I smiled and nodded. I wanted to make that chocolate cake, but maybe another day when my body didn't feel like it was going to fall apart from the underlying fear of not being in Vidal's lap but another person's. I really liked Aunt Sophie, but she was still a little bit of a stranger.

I wanted to bake with her and get to know her more, but my heart was pounding and I was nervous. Mostly because of the strange man that was sitting beside us.

"Fede, go sit beside Vidal." Aunt Sophie said softly as she kissed my forehead and rocked us back and forth.

I watched Uncle Rico stand up and walk away from us, making me feel a lot more comfortable.

"Is it ok if I come over more? I won't bring my tall, big husband around with me. Just me. And I'll bring recipes." She said to me.

I smiled and nodded my head, my hands shaking vigorously.

I looked over at Vidal and saw how calm he was. He hated the idea of me being hurt, so if he thought I was in danger, he would have been nervous. But he was sitting back against the couch, his eyes fixated on me and his aunt and a huge smile spread across his beautiful face.

"He's pretty isn't he?" Aunt Sophie whispered to me and I giggled softly, looking up at her.

"He's pretty." I confirmed.

"Are you feeling better now?" She asked me.

I nodded my head and she smiled, rubbing her fingers through my hair and kissing my forehead again.

"Did I scare you when I talked about my past?" She whispered hesitantly.

"No. It just made me sad and angry, that's why I panicked." I explained.

"I'm sorry." She said, looking down at me guiltily.

"No. You shouldn't be." I said softly, hugging her tightly.

Just like me, she couldn't help what happened to her in the past. She was taken advantage of, just like me. But we were both safe now.

"Vidal is taking good care of you, isn't he?" She asked with a smile.

I nodded.

"We went to visit the bunnies." I whispered.

"Bunnies are so cute, aren't they?" She asked me.

"Yes." I nodded my head vigorously.

This lady was perfect. She just understood me.

"What else did you guys do?" She asked me.

"Skating." I said and she laughed, telling me how she felt on her butt when she went with her daughter.

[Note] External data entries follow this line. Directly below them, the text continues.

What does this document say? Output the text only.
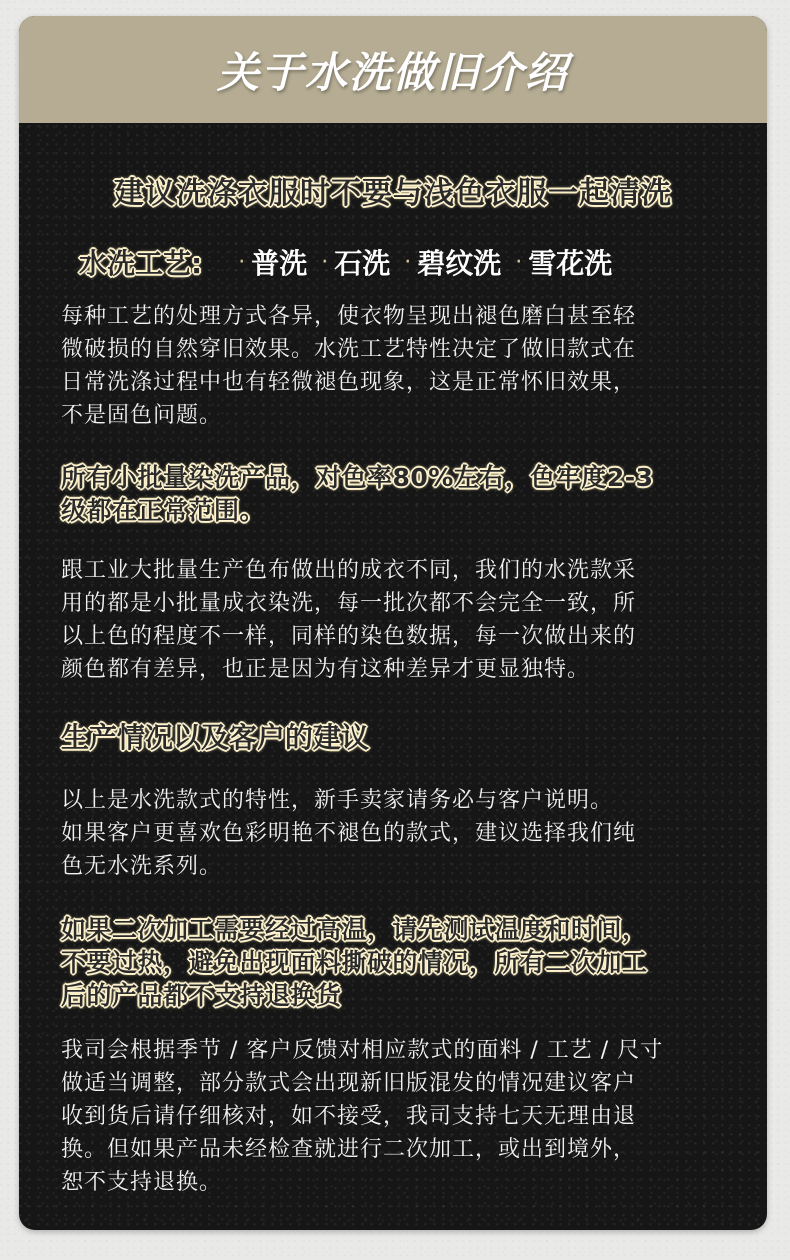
关于水洗做旧介绍
建议洗涤衣服时不要与浅色衣服一起清洗
水洗工艺: · 普洗 · 石洗 · 碧纹洗 · 雪花洗
每种工艺的处理方式各异，使衣物呈现出褪色磨白甚至轻
微破损的自然穿旧效果。水洗工艺特性决定了做旧款式在
日常洗涤过程中也有轻微褪色现象，这是正常怀旧效果，
不是固色问题。
所有小批量染洗产品，对色率80%左右，色牢度2-3
级都在正常范围。
跟工业大批量生产色布做出的成衣不同，我们的水洗款采
用的都是小批量成衣染洗，每一批次都不会完全一致，所
以上色的程度不一样，同样的染色数据，每一次做出来的
颜色都有差异，也正是因为有这种差异才更显独特。
生产情况以及客户的建议
以上是水洗款式的特性，新手卖家请务必与客户说明。
如果客户更喜欢色彩明艳不褪色的款式，建议选择我们纯
色无水洗系列。
如果二次加工需要经过高温，请先测试温度和时间，
不要过热，避免出现面料撕破的情况，所有二次加工
后的产品都不支持退换货
我司会根据季节 / 客户反馈对相应款式的面料 / 工艺 / 尺寸
做适当调整，部分款式会出现新旧版混发的情况建议客户
收到货后请仔细核对，如不接受，我司支持七天无理由退
换。但如果产品未经检查就进行二次加工，或出到境外，
恕不支持退换。
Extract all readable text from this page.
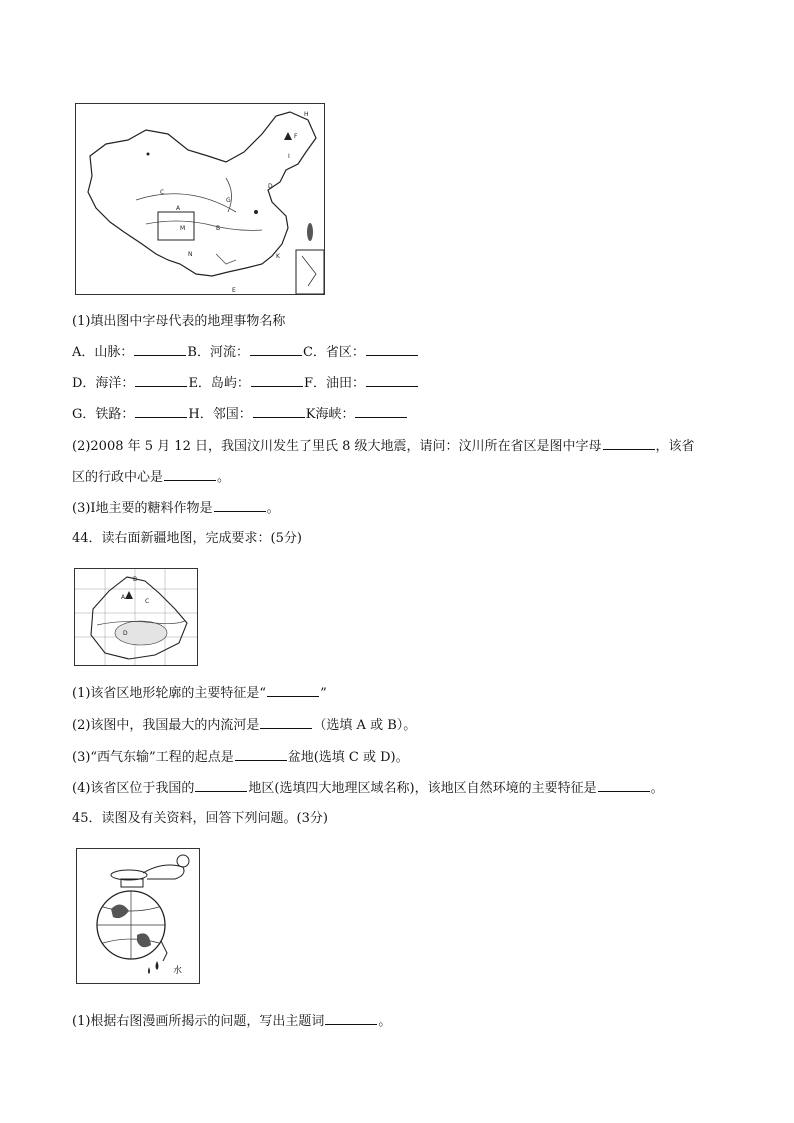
A
B
C
D
E
F
G
H
I
K
M
N
(1)填出图中字母代表的地理事物名称
A．山脉：	B．河流：	C．省区：
D．海洋：	E．岛屿：	F．油田：
G．铁路：	H．邻国：	K海峡：
(2)2008 年 5 月 12 日，我国汶川发生了里氏 8 级大地震，请问：汶川所在省区是图中字母	，该省
区的行政中心是	。
(3)Ⅰ地主要的糖料作物是	。
44．读右面新疆地图，完成要求：(5分)
A
B
C
D
(1)该省区地形轮廓的主要特征是“	”
(2)该图中，我国最大的内流河是	（选填 A 或 B）。
(3)“西气东输”工程的起点是	盆地(选填 C 或 D)。
(4)该省区位于我国的	地区(选填四大地理区域名称)，该地区自然环境的主要特征是	。
45．读图及有关资料，回答下列问题。(3分)
水
(1)根据右图漫画所揭示的问题，写出主题词	。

I giggled, remembering the countless times I had fallen too. We sat there for quite a while longer just talking about the most random things. But it was comfortable, it wasn't forced. I was still on edge, but I was beginning to realize that Vidal wasn't the only safe person on the planet.

Maybe one day I could be comfortable enough with other people that Vidal could go and leave me with them. The thought made me extremely uncomfortable, but I was safe with Aunt Sophie.

"Can I call you Kiki?" She asked me at the end of cour conversation.

I chuckled and nodded and then I looked up at her.

"Can I call you Fifi?" I asked her.

She laughed and nodded her head making me smile.

Before I knew it, I was scooped up into the safest arms in the world, my Vivi's strong muscular ones. Uncle Rico went to go to work and so did Fifi. Hopefully she wouldn't forget about baking with me, I wanted to do that. I knew it would help me get better to be around other people and right now Fifi was the most comfortable option.